[LLVMdev] Replacing a repetitive sequence of code with a loop

Wed Jun 3 10:37:24 PDT 2015

Hey guys, in an HPC project I am working on I am given an LLVM program 
consisting of a linear sequence of repetitive junks of code with an 
uniform memory access pattern. Each code junk does the following: 1) 
loads some memory, 2) performs some arithmetic operations, 3) stores the 
result back to memory.
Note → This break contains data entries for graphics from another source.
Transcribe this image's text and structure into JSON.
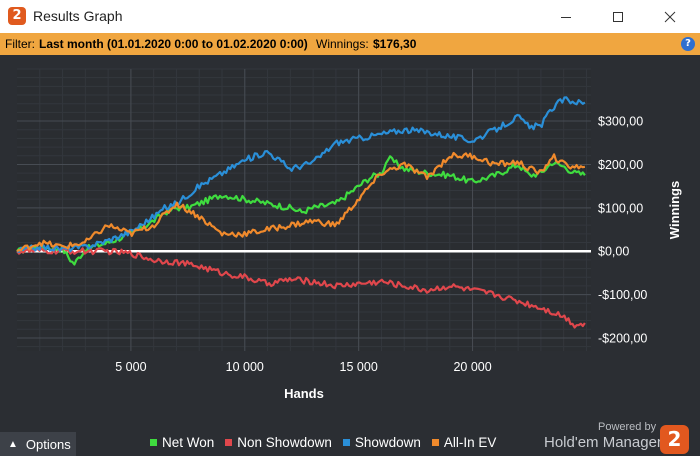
{
  "window": {
    "title": "Results Graph",
    "app_icon": "2"
  },
  "filter_bar": {
    "filter_label": "Filter:",
    "filter_value": "Last month (01.01.2020 0:00 to 01.02.2020 0:00)",
    "winnings_label": "Winnings:",
    "winnings_value": "$176,30",
    "help_icon": "?"
  },
  "options": {
    "label": "Options"
  },
  "branding": {
    "powered_by": "Powered by",
    "name": "Hold'em Manager",
    "logo": "2"
  },
  "chart_data": {
    "type": "line",
    "title": "",
    "xlabel": "Hands",
    "ylabel": "Winnings",
    "xlim": [
      0,
      25200
    ],
    "ylim": [
      -230,
      420
    ],
    "x_ticks": [
      5000,
      10000,
      15000,
      20000
    ],
    "x_tick_labels": [
      "5 000",
      "10 000",
      "15 000",
      "20 000"
    ],
    "y_ticks": [
      300,
      200,
      100,
      0,
      -100,
      -200
    ],
    "y_tick_labels": [
      "$300,00",
      "$200,00",
      "$100,00",
      "$0,00",
      "-$100,00",
      "-$200,00"
    ],
    "grid": true,
    "legend_position": "bottom",
    "series": [
      {
        "name": "Net Won",
        "color": "#3fdc3f",
        "x": [
          0,
          1000,
          2000,
          2500,
          3000,
          4000,
          5000,
          6000,
          6500,
          7000,
          7500,
          8000,
          9000,
          10000,
          11000,
          12000,
          12500,
          13000,
          14000,
          15000,
          15500,
          16000,
          16300,
          17000,
          18000,
          19000,
          20000,
          21000,
          22000,
          22500,
          23000,
          23500,
          24000,
          24500,
          25000
        ],
        "values": [
          0,
          10,
          5,
          -30,
          5,
          20,
          40,
          70,
          90,
          100,
          100,
          110,
          130,
          120,
          110,
          100,
          90,
          100,
          110,
          150,
          170,
          180,
          215,
          190,
          180,
          175,
          160,
          175,
          200,
          175,
          180,
          205,
          195,
          180,
          176
        ]
      },
      {
        "name": "Non Showdown",
        "color": "#e0474c",
        "x": [
          0,
          2000,
          4000,
          5000,
          6000,
          7000,
          8000,
          9000,
          10000,
          11000,
          12000,
          13000,
          14000,
          15000,
          16000,
          17000,
          18000,
          19000,
          20000,
          21000,
          22000,
          23000,
          24000,
          24500,
          25000
        ],
        "values": [
          0,
          0,
          0,
          -5,
          -20,
          -25,
          -35,
          -50,
          -60,
          -75,
          -65,
          -70,
          -80,
          -75,
          -70,
          -80,
          -90,
          -80,
          -90,
          -100,
          -115,
          -130,
          -150,
          -170,
          -165
        ]
      },
      {
        "name": "Showdown",
        "color": "#2a8fd8",
        "x": [
          0,
          1000,
          2000,
          3000,
          4000,
          5000,
          6000,
          6500,
          7000,
          8000,
          9000,
          10000,
          11000,
          12000,
          13000,
          14000,
          15000,
          16000,
          17000,
          18000,
          19000,
          20000,
          21000,
          22000,
          22500,
          23000,
          23500,
          24000,
          25000
        ],
        "values": [
          0,
          10,
          5,
          10,
          25,
          45,
          80,
          100,
          110,
          150,
          180,
          210,
          230,
          190,
          205,
          250,
          260,
          270,
          280,
          275,
          265,
          255,
          280,
          310,
          285,
          290,
          330,
          350,
          340
        ]
      },
      {
        "name": "All-In EV",
        "color": "#f08a2c",
        "x": [
          0,
          1000,
          2000,
          3000,
          4000,
          5000,
          6000,
          7000,
          8000,
          9000,
          10000,
          11000,
          12000,
          13000,
          14000,
          15000,
          15500,
          16000,
          17000,
          18000,
          19000,
          20000,
          21000,
          22000,
          22500,
          23000,
          23500,
          24000,
          25000
        ],
        "values": [
          0,
          20,
          10,
          20,
          60,
          40,
          60,
          110,
          80,
          40,
          40,
          50,
          60,
          70,
          60,
          120,
          150,
          180,
          200,
          170,
          220,
          220,
          200,
          205,
          190,
          180,
          220,
          200,
          190
        ]
      }
    ]
  }
}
The memory stride between consecutive junks is 
constant over the whole program, thus the whole program could be 
replaced with a single loop with it's loop body containing a generic 
version of said code junk.Here's an example (a short one, the real world 
program would be much longer):

define void @vec_plus_vec(float* noalias %arg0, float* noalias %arg1, 
float* noalias %arg2) {
entrypoint:
   %0 = bitcast float* %arg1 to <4 x float>*
   %1 = bitcast float* %arg2 to <4 x float>*
   %2 = load <4 x float>* %0, align 16
   %3 = load <4 x float>* %1, align 16
   %4 = fadd <4 x float> %3, %2
   %5 = bitcast float* %arg0 to <4 x float>*
   store <4 x float> %4, <4 x float>* %5, align 16
   %6 = getelementptr float* %arg1, i64 4
   %7 = getelementptr float* %arg2, i64 4
   %8 = getelementptr float* %arg0, i64 4
   %9 = bitcast float* %6 to <4 x float>*
   %10 = bitcast float* %7 to <4 x float>*
   %11 = load <4 x float>* %9, align 16
   %12 = load <4 x float>* %10, align 16
   %13 = fadd <4 x float> %12, %11
   %14 = bitcast float* %8 to <4 x float>*
   store <4 x float> %13, <4 x float>* %14, align 16
   %15 = getelementptr float* %arg1, i64 8
   %16 = getelementptr float* %arg2, i64 8
   %17 = getelementptr float* %arg0, i64 8
   %18 = bitcast float* %15 to <4 x float>*
   %19 = bitcast float* %16 to <4 x float>*
   %20 = load <4 x float>* %18, align 16
   %21 = load <4 x float>* %19, align 16
   %22 = fadd <4 x float> %21, %20
   %23 = bitcast float* %17 to <4 x float>*
   store <4 x float> %22, <4 x float>* %23, align 16
   %24 = getelementptr float* %arg1, i64 12
   %25 = getelementptr float* %arg2, i64 12
   %26 = getelementptr float* %arg0, i64 12
   %27 = bitcast float* %24 to <4 x float>*
   %28 = bitcast float* %25 to <4 x float>*
   %29 = load <4 x float>* %27, align 16
   %30 = load <4 x float>* %28, align 16
   %31 = fadd <4 x float> %30, %29
   %32 = bitcast float* %26 to <4 x float>*
   store <4 x float> %31, <4 x float>* %32, align 16
   ret void
}

The stride between two consecutive junks is 4*sizeof(float), thus could 
be condensed into a single loop. (The scenario with the constant stride 
between repetitive code junks is the first, most simple version. Later I 
will have to deal with arbitrary strides between junks. Requires an 
index array stored in the code as static data I guess)...

For this simple scenario what already existent LLVM pass would be 
closest to what I am trying to achieve?

Thanks,
Frank